# Hathcock target sniper



## Bill Hays (Aug 9, 2010)

I've decided it's a lot more fun to make really pretty slingshots that are very functional, as opposed to the exact same pattern over and over. I've made a LOT of Cowboys and some Jade Dragons... but the target models named after Carlos N. Hathcock, the greatest sniper of all time, are a real nice platform to test out and make out of different materials.

This one, which is from the Pocket Predator series... is a Hathcock target sniper style.
It has a black G10 core with dymondwood desert cammo sides. Super strong, super accurate... and a real looker on top of it all.


----------



## Flatband (Dec 18, 2009)

THAT is an awesome frame Bud! I can appreciate the work that went into it too. I like the way your handle cants also. I think this frame and my own Classic Ergo design are the only ones currently that incorporate that important (I think) feature. Excellent job Bill! Flatband


----------



## SlingMan (Jul 4, 2010)

It would be nice if that was my G10 Target Master. LOL!

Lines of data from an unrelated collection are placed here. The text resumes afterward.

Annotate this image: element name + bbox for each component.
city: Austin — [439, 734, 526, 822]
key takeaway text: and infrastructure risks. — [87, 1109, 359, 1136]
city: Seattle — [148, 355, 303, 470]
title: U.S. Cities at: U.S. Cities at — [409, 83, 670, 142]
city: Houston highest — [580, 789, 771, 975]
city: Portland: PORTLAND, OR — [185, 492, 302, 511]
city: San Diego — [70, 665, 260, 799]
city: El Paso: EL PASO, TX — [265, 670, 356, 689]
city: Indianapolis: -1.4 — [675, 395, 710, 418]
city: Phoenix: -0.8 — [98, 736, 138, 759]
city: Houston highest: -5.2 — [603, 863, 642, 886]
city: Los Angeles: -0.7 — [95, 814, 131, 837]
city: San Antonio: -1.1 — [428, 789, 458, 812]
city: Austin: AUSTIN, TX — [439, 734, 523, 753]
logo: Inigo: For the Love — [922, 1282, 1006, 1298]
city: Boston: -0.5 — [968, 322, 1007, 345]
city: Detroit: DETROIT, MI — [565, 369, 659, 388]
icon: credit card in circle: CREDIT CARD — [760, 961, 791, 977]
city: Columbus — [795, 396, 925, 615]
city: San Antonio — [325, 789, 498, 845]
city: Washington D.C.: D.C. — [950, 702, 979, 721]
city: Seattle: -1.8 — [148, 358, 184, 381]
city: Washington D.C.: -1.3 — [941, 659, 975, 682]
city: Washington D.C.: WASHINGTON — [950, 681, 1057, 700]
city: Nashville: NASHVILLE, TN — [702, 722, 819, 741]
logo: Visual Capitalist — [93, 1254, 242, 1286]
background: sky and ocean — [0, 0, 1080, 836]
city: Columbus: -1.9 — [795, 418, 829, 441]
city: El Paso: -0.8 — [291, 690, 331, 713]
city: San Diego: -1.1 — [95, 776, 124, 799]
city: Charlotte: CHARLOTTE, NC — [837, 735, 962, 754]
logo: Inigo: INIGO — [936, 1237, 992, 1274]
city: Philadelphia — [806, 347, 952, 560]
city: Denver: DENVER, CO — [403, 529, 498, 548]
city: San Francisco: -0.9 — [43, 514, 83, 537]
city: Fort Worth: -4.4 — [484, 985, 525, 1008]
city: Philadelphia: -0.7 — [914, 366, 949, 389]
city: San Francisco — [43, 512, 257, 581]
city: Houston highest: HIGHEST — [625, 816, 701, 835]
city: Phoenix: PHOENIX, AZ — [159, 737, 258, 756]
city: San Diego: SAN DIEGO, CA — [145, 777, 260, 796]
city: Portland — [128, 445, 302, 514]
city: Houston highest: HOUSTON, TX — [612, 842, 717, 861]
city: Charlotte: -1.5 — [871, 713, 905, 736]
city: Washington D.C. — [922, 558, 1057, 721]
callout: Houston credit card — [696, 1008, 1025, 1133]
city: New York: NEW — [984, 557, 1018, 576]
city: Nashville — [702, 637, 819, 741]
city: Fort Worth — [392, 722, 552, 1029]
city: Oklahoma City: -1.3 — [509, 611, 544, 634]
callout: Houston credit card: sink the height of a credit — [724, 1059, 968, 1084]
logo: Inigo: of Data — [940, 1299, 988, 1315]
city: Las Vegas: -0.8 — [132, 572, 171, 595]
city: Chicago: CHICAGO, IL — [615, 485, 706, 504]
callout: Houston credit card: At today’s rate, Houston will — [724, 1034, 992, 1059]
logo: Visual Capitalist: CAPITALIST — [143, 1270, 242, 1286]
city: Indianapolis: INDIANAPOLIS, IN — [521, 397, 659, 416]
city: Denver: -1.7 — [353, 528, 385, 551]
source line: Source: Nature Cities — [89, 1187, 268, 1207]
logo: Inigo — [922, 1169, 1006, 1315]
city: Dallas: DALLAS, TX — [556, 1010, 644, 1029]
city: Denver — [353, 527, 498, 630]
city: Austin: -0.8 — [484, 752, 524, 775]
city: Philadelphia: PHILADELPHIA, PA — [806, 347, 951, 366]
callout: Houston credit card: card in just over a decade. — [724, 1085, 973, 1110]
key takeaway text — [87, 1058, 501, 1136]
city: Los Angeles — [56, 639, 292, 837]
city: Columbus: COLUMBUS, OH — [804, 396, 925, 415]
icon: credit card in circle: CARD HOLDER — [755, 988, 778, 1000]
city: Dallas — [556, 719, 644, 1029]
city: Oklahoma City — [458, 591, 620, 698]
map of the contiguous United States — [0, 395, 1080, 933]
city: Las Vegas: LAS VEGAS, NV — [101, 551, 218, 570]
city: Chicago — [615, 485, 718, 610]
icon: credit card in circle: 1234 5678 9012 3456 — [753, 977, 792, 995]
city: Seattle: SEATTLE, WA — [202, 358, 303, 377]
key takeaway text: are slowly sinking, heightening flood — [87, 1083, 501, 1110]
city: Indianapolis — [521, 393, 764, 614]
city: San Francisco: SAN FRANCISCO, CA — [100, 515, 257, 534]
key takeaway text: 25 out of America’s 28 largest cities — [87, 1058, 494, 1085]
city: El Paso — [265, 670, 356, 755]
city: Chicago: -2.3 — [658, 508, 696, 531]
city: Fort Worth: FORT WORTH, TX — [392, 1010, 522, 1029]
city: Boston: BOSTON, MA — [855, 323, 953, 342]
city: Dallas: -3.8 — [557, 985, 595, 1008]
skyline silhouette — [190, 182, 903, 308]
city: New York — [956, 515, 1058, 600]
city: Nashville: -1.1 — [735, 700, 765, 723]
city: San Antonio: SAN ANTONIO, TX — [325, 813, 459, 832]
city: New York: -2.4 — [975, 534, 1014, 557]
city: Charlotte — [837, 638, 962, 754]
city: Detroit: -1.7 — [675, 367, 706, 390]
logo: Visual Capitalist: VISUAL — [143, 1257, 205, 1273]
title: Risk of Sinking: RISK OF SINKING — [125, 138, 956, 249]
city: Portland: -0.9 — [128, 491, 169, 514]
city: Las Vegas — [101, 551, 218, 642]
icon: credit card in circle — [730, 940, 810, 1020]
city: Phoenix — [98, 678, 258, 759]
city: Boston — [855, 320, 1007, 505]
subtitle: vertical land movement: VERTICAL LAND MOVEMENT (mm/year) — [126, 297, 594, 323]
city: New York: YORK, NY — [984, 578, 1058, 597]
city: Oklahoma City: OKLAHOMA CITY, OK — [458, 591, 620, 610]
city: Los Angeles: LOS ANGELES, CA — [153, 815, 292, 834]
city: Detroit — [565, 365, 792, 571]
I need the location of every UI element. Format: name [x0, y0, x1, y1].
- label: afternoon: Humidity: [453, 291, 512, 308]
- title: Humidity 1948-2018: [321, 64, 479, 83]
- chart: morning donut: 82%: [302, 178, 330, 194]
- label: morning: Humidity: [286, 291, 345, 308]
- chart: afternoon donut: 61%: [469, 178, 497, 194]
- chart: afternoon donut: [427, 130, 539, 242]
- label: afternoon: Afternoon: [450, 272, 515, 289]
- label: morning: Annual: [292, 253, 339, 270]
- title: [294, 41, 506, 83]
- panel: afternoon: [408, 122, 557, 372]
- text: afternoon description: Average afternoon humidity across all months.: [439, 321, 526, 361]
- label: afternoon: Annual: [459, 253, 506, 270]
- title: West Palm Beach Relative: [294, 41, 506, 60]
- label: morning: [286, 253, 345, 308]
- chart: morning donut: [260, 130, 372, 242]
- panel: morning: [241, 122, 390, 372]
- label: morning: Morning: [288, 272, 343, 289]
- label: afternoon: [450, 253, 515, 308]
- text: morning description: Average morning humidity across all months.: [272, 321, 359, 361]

WOW! That's all I can say!


----------



## Bill Hays (Aug 9, 2010)

Flatband said:


> THAT is an awesome frame Bud! I can appreciate the work that went into it too. I like the way your handle cants also. I think this frame and my own Classic Ergo design are the only ones currently that incorporate that important (I think) feature. Excellent job Bill! Flatband


Thank you Flatband your expert feedback is much appreciated.


----------



## Tex-Shooter (Dec 17, 2009)

Come on Bill, you are making us all look bad! However I love it, so keep up the good work. Your Cowboy is the first ergo that I have shot very well. I think that you ergo’s a hallmark in the slingshot frame design. -- Tex


----------



## lucifer93 (May 4, 2010)

Bill you make amazing slinghots, all your Pocket Predators are very unique.


----------



## Dayhiker (Mar 13, 2010)

It's getting hard to come up with words. But that praise coming from Tex and Flatband above is about as high an accolade as one can get.


----------



## mxred91 (Aug 8, 2010)

They just keep getting better... That is the best looker so far. They have all been great.


----------



## Rayshot (Feb 1, 2010)

My compliments to your work.......again!!!!


----------



## Bugar (Dec 24, 2009)

I Just-UM-Well, UHhhh-MMM- Yeah It's real fine-can't come up with right wording= What would something like that cost a person??
It is ART, that can be used as a catapult , RIGHT???


----------



## Gandolphin (Jun 28, 2010)

That's amazing,
is it for sale? if it is pm me asap


----------



## Bill Hays (Aug 9, 2010)

Thanks for ALL the kinds words Guys!

This particular one was sold within 15 minutes of my posting it...

I can and will make another Hathcock, but using Walnut Dymondwood with a G10 center. It'll be similar to my avatar, same wood color but polished more, have only 2 rivets and a black G10 center. Should be able to start on that Thursday or Friday. It will be $100, shipping and bands included.


----------



## Martin (Jan 17, 2010)

That really is awesome, beautiful work. Can you ship to the UK?
Martin


----------



## Bill Hays (Aug 9, 2010)

No problem Martin, but it will cost $8 more for the extra shipping though.


----------



## Martin (Jan 17, 2010)

Great I will pm you when I have the money, I'm looking foward to shooting one of these I think its a fantastic design.
Martin.


----------



## 919h (Aug 27, 2010)

Very nice !
Congratulations.

Xavier


----------